A sizzling tale of sausages

Martin Wainwright has another great piece in today's Guardian, on the revival of the great British sausage - in particular, those produced by Yorkshire's Cranswick Country Foods (aka the former East Riding Quality Bacon Producers' Association). It's a sizzling tale of market demand, entrepreneurialism, academic/industrial research partnerships, pig improvement, Lupercalian orgies and, of course, top class bangers.

A survey this month by the City analysts Mintel showed that premium bangers full of real meat and fresh herbs are being made in Britain at a rate unprecedented for decades. Sales are up by almost a quarter since 2000, and organics have tripled. "Manufacturers are reinventing sausages as posh nosh," said Mintel's David Bird.

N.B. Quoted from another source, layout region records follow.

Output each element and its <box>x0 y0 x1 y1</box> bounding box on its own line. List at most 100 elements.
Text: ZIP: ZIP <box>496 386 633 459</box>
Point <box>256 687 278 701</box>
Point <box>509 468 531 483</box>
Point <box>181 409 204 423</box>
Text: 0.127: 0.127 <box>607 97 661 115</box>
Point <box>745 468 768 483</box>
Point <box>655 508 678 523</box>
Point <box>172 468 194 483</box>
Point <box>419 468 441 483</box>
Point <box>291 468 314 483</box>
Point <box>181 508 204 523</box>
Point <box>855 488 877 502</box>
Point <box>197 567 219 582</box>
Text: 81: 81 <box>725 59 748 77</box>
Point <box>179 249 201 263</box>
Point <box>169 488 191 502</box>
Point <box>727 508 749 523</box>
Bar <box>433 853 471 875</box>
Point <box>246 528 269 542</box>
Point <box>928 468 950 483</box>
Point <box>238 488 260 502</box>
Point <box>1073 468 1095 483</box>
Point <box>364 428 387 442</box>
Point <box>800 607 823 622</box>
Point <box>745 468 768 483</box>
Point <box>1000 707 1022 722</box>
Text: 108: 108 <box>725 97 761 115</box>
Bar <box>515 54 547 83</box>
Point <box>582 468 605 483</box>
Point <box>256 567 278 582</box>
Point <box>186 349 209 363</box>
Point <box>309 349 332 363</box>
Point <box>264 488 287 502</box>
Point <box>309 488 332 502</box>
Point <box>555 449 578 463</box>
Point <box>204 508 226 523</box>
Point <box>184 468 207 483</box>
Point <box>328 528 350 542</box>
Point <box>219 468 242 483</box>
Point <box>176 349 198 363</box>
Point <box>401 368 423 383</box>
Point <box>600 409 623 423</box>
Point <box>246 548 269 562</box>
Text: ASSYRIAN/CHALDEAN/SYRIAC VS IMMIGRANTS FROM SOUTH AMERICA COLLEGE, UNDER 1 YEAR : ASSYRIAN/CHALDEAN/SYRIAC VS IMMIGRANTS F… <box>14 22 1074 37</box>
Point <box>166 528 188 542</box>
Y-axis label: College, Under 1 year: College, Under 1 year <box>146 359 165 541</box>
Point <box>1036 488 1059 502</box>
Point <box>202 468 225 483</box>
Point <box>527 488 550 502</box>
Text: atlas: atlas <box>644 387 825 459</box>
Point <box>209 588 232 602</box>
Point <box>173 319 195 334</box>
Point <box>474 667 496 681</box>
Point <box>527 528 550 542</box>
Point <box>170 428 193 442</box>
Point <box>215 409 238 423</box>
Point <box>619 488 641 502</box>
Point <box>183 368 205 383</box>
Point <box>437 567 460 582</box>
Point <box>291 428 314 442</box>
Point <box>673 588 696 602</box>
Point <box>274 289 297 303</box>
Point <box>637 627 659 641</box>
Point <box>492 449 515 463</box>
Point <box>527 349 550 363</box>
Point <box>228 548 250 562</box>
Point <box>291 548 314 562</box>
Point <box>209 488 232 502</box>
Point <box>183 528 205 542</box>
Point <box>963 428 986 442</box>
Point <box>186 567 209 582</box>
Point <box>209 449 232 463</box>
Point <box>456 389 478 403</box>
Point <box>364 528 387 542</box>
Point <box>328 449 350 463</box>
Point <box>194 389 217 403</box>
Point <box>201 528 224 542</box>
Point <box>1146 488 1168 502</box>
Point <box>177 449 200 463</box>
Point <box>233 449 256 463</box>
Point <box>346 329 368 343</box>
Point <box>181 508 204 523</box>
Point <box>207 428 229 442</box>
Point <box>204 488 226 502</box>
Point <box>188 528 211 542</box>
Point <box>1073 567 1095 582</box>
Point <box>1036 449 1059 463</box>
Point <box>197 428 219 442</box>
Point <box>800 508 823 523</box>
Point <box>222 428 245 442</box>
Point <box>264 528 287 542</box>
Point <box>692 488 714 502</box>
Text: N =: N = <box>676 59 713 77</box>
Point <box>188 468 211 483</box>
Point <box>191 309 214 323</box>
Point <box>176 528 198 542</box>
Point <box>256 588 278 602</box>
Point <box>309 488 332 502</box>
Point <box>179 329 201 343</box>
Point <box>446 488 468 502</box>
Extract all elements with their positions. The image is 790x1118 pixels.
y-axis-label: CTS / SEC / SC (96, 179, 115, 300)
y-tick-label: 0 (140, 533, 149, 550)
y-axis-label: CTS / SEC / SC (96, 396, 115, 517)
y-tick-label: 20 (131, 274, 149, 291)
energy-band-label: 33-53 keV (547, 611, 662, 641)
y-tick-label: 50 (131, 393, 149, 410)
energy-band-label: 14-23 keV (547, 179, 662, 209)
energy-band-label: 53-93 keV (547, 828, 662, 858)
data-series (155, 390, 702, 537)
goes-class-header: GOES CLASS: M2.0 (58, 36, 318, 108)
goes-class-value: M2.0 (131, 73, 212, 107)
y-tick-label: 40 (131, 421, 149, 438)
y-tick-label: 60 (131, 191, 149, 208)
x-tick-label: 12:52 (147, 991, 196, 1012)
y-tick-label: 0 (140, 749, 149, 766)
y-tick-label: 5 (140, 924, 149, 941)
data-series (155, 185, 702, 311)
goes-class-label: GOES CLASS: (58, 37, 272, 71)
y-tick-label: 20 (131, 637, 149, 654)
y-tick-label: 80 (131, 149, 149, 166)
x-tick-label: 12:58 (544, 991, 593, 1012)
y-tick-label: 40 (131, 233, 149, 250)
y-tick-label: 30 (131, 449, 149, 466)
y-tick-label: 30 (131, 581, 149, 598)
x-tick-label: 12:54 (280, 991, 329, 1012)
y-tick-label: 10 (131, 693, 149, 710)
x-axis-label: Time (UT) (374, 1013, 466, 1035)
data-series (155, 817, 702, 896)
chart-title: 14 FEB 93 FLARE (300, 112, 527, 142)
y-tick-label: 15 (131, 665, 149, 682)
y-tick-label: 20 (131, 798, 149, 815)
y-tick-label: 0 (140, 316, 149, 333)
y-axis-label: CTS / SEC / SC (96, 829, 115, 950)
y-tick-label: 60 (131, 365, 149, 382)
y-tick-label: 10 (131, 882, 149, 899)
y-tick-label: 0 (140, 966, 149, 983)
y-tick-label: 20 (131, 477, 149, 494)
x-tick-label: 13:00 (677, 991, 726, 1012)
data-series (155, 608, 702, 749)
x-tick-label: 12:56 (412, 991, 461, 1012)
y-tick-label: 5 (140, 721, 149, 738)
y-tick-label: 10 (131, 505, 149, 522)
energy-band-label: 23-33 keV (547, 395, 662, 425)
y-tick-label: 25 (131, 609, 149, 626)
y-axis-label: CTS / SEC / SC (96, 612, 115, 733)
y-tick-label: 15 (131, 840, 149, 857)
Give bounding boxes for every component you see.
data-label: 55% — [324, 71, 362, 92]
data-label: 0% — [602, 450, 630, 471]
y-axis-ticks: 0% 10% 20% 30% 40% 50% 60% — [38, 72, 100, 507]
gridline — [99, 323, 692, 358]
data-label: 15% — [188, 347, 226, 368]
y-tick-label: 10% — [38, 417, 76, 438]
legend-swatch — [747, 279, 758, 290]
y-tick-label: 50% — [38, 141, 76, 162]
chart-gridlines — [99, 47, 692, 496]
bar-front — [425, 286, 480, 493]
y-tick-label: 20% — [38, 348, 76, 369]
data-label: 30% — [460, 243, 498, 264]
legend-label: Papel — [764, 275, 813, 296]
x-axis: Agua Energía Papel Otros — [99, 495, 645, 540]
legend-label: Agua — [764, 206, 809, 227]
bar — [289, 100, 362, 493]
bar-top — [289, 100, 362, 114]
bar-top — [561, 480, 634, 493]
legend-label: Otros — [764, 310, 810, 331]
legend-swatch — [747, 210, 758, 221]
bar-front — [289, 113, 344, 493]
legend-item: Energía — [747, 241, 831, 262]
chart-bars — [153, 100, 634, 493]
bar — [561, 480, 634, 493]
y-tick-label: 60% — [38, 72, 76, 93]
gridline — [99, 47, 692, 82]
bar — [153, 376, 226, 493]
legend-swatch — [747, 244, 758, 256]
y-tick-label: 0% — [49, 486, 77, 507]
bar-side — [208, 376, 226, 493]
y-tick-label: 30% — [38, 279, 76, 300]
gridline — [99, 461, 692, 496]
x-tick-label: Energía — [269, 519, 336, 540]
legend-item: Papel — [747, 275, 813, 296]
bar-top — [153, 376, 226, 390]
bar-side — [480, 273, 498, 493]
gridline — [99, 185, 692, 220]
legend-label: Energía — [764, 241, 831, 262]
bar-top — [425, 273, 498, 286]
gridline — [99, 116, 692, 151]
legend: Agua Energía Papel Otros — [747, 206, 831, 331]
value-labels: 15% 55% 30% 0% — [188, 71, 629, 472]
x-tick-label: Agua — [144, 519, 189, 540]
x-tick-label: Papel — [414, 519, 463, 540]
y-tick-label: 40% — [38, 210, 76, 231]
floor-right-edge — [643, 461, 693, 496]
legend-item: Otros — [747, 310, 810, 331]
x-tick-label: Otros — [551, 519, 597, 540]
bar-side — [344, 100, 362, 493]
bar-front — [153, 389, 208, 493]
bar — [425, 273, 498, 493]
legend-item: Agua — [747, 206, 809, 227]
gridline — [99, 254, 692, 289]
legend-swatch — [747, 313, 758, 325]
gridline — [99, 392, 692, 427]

There are vast, impersonal forces at play here: more money in consumers' purses, greater health awareness, the regulatory effect of the European Union. But levers have also been pulled by astute individuals. The British sausage revolution really took off on a spring morning in 1995 when two Yorkshiremen spotted a shop called Simply Sausages on London's Farringdon Road.
Within hours, they had negotiated a joint venture with the shop's owner, Martin Heap. He was a former restaurateur with a genius for inventing speciality sausages; they were Bernard Hoggarth and Martin Davey, managing director and chairman of the Yorkshire company Cranswick Country Foods.